Ах, Гора ты моя горушка,
Гора Лысая, царство ведьмино,
Гора Лысая, земля мертвая!
Ты возьми, Гора, грусть печальную,
Ты мне дай, Гора, свежей кровушки, —
напевала она старую, с явными вампирскими
корнями песенку.
Закончив песню, она остановилась и, сделав
руками широкое зачерпывающее движение, сказала громко и удивленно:
– Вы никогда не замечали, что если
приезжаешь в другой город, то время за тобой не успевает? Оно еще не знает, где
ты, и первые день или два тянутся бесконечно. Затем время разнюхивает, что тебя
потеряло, находит, набрасывается и начинает: раз-раз! – стучать минутами
по кумполу. Дни сыплются, как сухой горох.
– А выход есть? – спросила Даф.
Улита кивнула.
– Есть. Но довольно однообразный. Бежать
в другой город.
Лес понемногу редел. Ели сменились осинами, а
затем и соснами. Почва стала песчаной. За деревьями угадывался крутой склон.
Еще несколько минут – и они вышли к каменной стене, дыры в которой были забиты
деревянными щитами. Ворота никто не охранял. Прямо к стенам лепились дома.
Старые крепостные башни тоже были населены. Из бойниц ближайшей, давно
превращенных в окна, доносилось бренчание гитары. В другой бойнице кто-то
вывесил сушиться кожаный фартук, прикрепленный к древку копья.
Полуграмотная надпись краской, прямо на
городской стене, приглашала:
«ЗЛО ПЫЖАЛОВАЦА В МАГИЛЬНИК!
БЕЛЫЕ МАГИ СТРОГА ПА РИГИСТРАЦИИ. АСТАЛЬНЫЕ
ВАЛИТЕ КАК ХОТИТИ!»
Сразу за стеной начинали петлять улицы. Из
толстых и больших труб, похожих на трубы котельных, валил дым – красный, сизый,
зеленый. Вероятно, там работали зельеварильни.
Рядом угадывался большой населенный город.
Мефодий понял, что здесь-то и начинается настоящая Лысая Гора.
Глава 8
Сердце не бьется – волхв смеется
Насмешка в серых глазах. Зрачки, расширенные,
как у рыси. Крутой упрямый лоб. Это он, Матвей Багров, мальчишка, одурачивший
«Книгу Харона». Кто он? Молодящийся старик-маг? Морлок? Призрак?

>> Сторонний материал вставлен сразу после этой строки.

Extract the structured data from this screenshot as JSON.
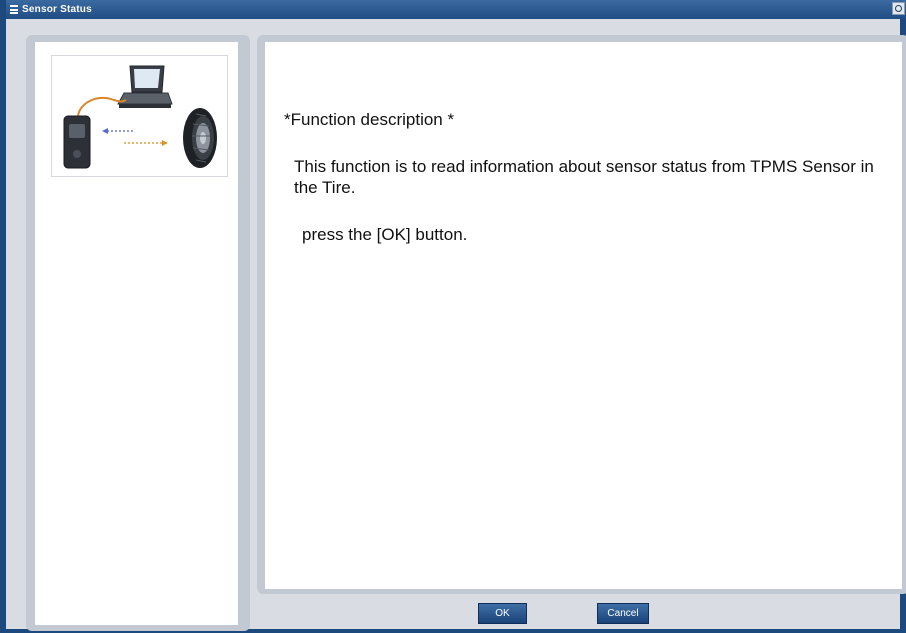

– Прерванное существование! – уронил
Багров, хотя Ирка не успела задать никакого вопроса.
– Это как?
– Ты живешь себе, живешь, а затем
оказываешься внутри перстня в виде крошечной искры. Для других проходят сотни
лет. Для тебя – мгновение, мимолетнее, чем дневная дремота… Затем ты – сам не
зная, как и почему – стоишь на песке у воды и смотришь на перстень, который лежит
рядом.
Матвей взглянул на перстень на своем
безымянном пальце. В отличие от кольца магфицера, с которым не так давно
познакомилась Ирка, его перстень был странно молчалив. Никаких потрескиваний,
никаких пляшущих искр. Затаенная сила чудилась в этом простом и невзрачном
перстне.
– И ты ничего не помнишь? – спросила
Ирка.
– Я помню все, – со странной
уверенностью отвечал Матвей. – Возможно, я не помню и не знаю всего, что
было в эти двести лет, но свое вчера я помню превосходно.

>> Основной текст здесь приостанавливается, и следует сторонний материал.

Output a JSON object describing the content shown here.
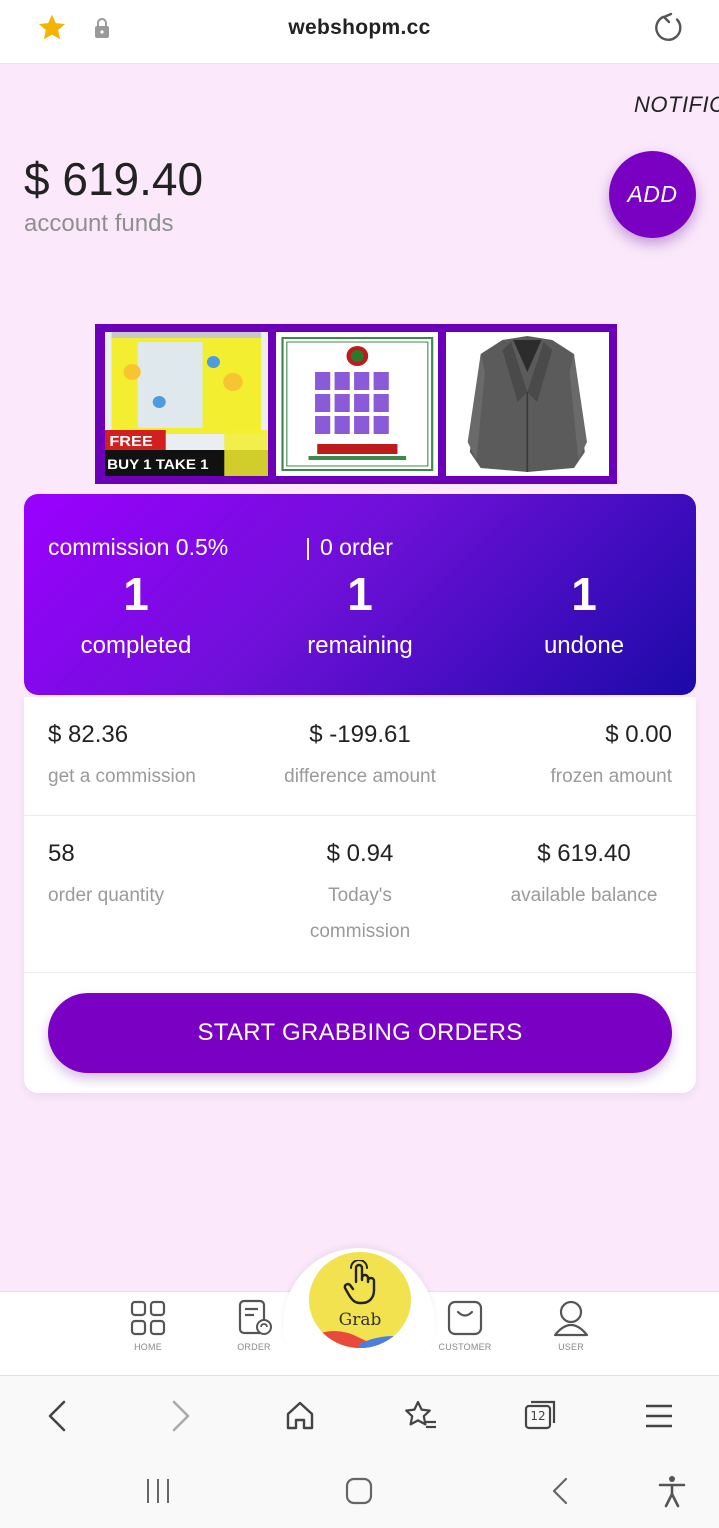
{
  "browser": {
    "url": "webshopm.cc"
  },
  "header": {
    "notification": "NOTIFIC",
    "funds_amount": "$ 619.40",
    "funds_label": "account funds",
    "add_label": "ADD"
  },
  "banner": {
    "tile1_badge": "FREE",
    "tile1_caption": "BUY 1 TAKE 1"
  },
  "stats": {
    "commission": "commission 0.5%",
    "separator": "|",
    "orders": "0 order",
    "completed_value": "1",
    "completed_label": "completed",
    "remaining_value": "1",
    "remaining_label": "remaining",
    "undone_value": "1",
    "undone_label": "undone"
  },
  "details": {
    "get_commission_value": "$ 82.36",
    "get_commission_label": "get a commission",
    "difference_value": "$ -199.61",
    "difference_label": "difference amount",
    "frozen_value": "$ 0.00",
    "frozen_label": "frozen amount",
    "order_quantity_value": "58",
    "order_quantity_label": "order quantity",
    "today_value": "$ 0.94",
    "today_label": "Today's commission",
    "available_value": "$ 619.40",
    "available_label": "available balance",
    "start_button": "START GRABBING ORDERS"
  },
  "tabs": {
    "home": "HOME",
    "order": "ORDER",
    "grab": "Grab",
    "customer": "CUSTOMER",
    "user": "USER"
  },
  "browser_nav": {
    "tab_count": "12"
  },
  "colors": {
    "accent": "#7a00c4",
    "background": "#fbe9fb",
    "star": "#f5b400",
    "grab_yellow": "#f2e250"
  }
}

Он мимолетно коснулся рукой груди и посмотрел
на холст в руках у Ирки.
– Совсем забыл! Дай его мне!
– Зачем?
– Отдай! Увидишь! – властно повторил
он.
Ирка отдала. Багров развернул холст и долго
смотрел на него. По его невозмутимому лицу сложно было определить, что он
чувствует и о чем думает. Он поднял руку и подул на безымянный палец. От
темного перстня оторвалось пламя и охватило холст.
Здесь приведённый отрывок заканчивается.